Cent soixante-dix ans de passion musicale
(1840-2010)
Préface de la nouvelle édition (2010)
par Henri Tisot (*)

(*) Seynois d’origine, devenu comédien, humoriste, acteur de théâtre et de cinéma, puis écrivain, malheureusement décédé quelques mois seulement après avoir écrit cette préface, le 6 août 2011.

  

    Si on parle à quelqu’un qui n’est pas originaire de La Seyne de « La Seynoise », il en déduira qu’on fait allusion à une habitante de la ville peuplée de Seynois et de Seynoises. En réalité, il n’en est rien. « La Seynoise » c’est une musique, une philharmonique née en 1840 et qui est la plus ancienne de la région. Elle est l’une des trois plus anciennes de France. Mais n’en disons pas plus puisque cet ouvrage va vous conter sa prestigieuse histoire. Ce n’est que par la suite, en 1922, son siège actuel ayant été construit rue Gounod, qu’on la considérera comme salle de musique et salle des fêtes apte à accueillir toutes sortes de manifestations. « La Seynoise » a même été la salle de spectacle qui a vu les débuts d’Henri Tisot, mes débuts.
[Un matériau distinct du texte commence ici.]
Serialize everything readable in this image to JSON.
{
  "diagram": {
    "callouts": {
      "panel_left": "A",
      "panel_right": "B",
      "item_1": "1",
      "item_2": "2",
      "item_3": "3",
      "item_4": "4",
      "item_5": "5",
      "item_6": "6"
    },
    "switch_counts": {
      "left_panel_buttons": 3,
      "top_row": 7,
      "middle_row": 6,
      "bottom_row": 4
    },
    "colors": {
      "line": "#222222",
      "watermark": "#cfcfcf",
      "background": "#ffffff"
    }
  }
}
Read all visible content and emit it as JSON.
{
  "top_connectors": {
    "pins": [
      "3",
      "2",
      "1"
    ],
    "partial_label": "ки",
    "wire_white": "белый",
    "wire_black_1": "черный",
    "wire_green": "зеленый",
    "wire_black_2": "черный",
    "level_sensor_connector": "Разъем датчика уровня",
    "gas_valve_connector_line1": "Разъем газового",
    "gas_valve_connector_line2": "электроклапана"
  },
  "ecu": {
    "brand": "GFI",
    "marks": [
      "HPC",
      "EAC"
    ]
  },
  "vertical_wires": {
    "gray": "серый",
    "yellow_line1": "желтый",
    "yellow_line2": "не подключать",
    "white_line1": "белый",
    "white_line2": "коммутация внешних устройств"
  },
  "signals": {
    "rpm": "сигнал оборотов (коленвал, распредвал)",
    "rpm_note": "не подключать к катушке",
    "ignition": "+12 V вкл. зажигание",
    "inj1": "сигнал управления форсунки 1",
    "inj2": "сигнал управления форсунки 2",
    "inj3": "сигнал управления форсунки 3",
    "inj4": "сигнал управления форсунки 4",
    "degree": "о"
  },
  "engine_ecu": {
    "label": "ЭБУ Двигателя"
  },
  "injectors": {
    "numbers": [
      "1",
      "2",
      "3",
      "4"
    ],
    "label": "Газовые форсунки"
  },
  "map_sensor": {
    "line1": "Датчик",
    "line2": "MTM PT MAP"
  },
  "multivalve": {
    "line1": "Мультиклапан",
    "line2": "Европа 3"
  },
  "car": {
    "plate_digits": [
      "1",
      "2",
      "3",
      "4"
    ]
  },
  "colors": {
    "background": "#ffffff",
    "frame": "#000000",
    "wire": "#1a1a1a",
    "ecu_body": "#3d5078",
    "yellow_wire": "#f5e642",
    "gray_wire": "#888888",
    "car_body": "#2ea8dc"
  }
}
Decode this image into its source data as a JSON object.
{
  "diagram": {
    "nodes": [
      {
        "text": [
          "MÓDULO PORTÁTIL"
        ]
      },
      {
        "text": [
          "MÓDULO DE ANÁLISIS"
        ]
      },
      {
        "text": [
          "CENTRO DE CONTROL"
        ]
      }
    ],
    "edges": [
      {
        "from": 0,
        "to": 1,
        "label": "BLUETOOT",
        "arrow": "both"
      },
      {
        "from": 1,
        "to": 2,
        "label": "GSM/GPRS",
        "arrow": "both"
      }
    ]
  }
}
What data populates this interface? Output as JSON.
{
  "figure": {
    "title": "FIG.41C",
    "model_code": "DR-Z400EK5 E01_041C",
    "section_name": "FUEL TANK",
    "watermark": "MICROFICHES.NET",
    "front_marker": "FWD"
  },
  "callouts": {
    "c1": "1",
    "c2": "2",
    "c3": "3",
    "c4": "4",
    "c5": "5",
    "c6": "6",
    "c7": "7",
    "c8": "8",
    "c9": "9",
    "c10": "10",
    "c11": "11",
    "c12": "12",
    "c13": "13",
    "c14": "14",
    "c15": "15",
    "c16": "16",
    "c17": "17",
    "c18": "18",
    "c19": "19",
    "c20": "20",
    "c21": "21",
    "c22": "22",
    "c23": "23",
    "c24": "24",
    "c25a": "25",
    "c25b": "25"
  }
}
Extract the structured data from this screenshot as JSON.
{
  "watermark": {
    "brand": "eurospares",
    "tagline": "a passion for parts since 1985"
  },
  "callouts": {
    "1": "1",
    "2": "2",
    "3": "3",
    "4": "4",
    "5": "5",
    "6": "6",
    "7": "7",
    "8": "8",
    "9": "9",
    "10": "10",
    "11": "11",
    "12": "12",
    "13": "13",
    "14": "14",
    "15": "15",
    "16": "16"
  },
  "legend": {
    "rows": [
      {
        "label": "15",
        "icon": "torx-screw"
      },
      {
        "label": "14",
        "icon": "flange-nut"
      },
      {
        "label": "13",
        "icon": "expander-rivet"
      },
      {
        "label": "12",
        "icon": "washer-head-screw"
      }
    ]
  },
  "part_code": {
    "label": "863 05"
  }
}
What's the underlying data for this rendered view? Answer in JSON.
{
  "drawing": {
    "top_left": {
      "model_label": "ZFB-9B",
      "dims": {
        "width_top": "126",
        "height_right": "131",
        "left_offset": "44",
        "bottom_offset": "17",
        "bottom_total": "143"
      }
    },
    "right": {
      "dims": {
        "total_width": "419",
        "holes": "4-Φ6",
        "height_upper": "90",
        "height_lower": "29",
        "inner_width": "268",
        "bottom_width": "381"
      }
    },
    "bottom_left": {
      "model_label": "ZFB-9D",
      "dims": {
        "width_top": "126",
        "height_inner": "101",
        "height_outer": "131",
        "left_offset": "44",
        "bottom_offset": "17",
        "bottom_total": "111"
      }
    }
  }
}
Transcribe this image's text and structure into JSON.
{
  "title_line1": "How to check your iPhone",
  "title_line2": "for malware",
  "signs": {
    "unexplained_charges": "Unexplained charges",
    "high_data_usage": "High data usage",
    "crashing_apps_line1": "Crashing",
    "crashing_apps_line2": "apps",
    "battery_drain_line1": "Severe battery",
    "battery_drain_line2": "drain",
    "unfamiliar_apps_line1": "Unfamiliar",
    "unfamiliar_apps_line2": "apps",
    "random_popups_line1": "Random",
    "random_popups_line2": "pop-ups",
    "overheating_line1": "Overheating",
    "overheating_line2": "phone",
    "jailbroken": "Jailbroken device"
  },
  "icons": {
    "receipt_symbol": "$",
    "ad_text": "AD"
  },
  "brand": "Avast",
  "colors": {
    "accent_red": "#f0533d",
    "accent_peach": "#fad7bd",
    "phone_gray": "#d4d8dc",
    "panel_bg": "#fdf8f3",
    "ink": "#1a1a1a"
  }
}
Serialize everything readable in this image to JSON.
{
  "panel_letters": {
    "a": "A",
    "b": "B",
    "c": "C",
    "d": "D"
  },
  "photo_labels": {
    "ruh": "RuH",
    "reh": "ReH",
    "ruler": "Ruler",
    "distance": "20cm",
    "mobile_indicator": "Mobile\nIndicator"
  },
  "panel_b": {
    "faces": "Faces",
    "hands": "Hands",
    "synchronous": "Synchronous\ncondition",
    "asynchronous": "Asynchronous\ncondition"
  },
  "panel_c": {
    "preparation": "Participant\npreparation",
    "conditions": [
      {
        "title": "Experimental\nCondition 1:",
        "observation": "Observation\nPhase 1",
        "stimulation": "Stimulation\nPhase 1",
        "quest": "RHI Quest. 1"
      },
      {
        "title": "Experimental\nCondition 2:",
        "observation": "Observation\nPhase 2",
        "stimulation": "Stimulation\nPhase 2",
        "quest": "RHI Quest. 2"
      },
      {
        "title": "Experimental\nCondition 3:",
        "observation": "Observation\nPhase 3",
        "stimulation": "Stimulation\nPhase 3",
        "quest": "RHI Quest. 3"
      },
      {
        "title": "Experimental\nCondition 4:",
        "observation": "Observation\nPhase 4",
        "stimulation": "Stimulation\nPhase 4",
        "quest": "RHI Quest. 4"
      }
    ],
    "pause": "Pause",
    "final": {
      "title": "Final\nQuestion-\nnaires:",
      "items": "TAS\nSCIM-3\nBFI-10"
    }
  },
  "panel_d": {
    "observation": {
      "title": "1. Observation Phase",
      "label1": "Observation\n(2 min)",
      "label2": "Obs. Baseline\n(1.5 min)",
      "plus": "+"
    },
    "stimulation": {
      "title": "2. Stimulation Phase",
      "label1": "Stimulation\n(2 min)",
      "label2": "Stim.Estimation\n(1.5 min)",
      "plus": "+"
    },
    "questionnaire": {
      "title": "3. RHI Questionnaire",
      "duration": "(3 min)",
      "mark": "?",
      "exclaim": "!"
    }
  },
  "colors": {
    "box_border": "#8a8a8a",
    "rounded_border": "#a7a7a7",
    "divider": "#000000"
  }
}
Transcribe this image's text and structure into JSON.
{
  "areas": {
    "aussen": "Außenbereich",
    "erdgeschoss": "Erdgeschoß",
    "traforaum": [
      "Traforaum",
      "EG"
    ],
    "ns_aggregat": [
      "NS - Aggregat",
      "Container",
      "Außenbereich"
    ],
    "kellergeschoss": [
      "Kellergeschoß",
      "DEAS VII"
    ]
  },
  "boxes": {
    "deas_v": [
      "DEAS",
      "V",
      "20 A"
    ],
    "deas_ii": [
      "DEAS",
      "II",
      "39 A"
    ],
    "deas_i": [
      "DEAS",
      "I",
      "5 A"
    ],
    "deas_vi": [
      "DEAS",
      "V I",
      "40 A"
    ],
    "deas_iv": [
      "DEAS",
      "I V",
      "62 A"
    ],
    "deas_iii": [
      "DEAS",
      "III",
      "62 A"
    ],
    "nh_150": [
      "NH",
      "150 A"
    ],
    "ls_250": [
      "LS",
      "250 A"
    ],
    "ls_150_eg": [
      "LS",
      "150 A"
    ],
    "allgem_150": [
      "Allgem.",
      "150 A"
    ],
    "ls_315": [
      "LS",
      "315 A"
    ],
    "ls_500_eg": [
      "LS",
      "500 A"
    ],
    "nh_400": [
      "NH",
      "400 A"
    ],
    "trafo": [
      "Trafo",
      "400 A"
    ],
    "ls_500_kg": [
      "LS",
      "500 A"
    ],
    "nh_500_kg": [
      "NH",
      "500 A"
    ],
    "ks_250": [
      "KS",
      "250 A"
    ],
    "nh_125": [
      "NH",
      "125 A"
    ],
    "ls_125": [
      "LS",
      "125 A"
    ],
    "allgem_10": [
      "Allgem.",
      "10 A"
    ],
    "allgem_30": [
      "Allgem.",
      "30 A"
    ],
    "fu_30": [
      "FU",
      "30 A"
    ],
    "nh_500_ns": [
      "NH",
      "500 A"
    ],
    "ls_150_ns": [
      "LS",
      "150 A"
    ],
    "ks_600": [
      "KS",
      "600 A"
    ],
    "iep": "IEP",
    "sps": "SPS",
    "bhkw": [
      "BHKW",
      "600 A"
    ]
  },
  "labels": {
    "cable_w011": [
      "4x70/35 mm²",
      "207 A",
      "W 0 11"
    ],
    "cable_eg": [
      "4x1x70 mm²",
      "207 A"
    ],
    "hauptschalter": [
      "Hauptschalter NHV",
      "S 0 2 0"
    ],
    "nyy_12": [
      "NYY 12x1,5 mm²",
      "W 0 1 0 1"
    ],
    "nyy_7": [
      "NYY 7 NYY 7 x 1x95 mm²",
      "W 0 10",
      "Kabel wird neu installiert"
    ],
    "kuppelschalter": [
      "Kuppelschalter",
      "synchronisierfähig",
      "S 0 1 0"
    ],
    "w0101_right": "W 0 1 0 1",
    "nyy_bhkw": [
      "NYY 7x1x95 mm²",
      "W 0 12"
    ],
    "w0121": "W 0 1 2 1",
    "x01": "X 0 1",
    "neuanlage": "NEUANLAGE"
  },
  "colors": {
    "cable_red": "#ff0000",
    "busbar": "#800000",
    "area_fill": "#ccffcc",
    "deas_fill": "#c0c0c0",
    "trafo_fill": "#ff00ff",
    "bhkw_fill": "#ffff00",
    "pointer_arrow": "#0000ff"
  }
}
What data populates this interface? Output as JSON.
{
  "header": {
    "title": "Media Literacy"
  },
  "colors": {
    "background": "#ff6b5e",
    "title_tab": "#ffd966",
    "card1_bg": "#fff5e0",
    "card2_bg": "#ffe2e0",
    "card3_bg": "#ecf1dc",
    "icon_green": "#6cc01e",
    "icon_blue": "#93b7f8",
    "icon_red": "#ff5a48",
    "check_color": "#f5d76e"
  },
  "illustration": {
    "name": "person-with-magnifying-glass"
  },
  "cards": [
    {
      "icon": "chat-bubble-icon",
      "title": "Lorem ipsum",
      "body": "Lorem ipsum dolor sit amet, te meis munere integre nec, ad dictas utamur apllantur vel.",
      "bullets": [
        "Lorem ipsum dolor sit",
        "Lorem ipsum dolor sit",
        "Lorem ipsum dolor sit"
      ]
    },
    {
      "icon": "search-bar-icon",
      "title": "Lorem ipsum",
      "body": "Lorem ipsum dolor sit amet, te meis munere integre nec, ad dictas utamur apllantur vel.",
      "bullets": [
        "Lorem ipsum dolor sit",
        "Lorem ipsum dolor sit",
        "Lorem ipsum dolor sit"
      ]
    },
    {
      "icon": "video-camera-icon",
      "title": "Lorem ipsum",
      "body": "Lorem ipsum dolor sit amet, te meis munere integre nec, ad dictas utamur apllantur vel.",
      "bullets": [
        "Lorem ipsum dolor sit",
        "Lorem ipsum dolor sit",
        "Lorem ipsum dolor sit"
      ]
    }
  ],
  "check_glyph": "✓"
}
    Cela dit, d’aussi loin qu’il me souvienne, tout avait débuté ailleurs, bien avant et dans le sang, oui, dans le sang ! Je devais avoir cinq ou six ans et avec les élèves de ma jeune classe de l’école Sainte Thérèse de l’Enfant Jésus qui se trouvait à l’époque, rue d’Alsace, nous devions participer à un exercice d’élèves sur la scène de « La maison du peuple ». On voit encore le nom de cette salle, sur la gauche, lorsque l’on monte vers le cimetière, et qu’on longe le grand parking Martini sur la droite. Nous devions chanter en cœur : « Voici les roses de mon rosier, dans un panier, dans un panier… » Et geste à l’appui, on devait semer des pétales de roses pris dans le panier que chacun nous tenions, et on devait projeter ces pétales comme des graines vers le public. Ma mère m’avait fait confectionner spécialement pour l’occasion, une chemisette de couleur vert amande sur laquelle étaient brodées des raquettes de tennis dont le joli tissu jade était parsemé. On m’avait même conduit à Toulon chez « Rosa », le photographe en renom pour garder un souvenir de cette tenue. Et voilà qu’en scène, en plein milieu du chant, je saigne du nez. On m’évacue et on me conduit « dare-dare » dans le jardin où se trouve un robinet d’eau froide et Toinet, la bonne à tout faire de ma grand-mère qui m’assiste, tente d’endiguer le flot de sang qui macule ma jolie chemisette. Elle place sur ma nuque un mouchoir trempé dans l’eau froide. Rien n’y fait. Quand enfin, le sang cesse de couler de mon nez, on retourne d’où l’on était venu mais c’était trop tard, l’exercice d’élèves était fini. J’avais loupé mes débuts d’artiste.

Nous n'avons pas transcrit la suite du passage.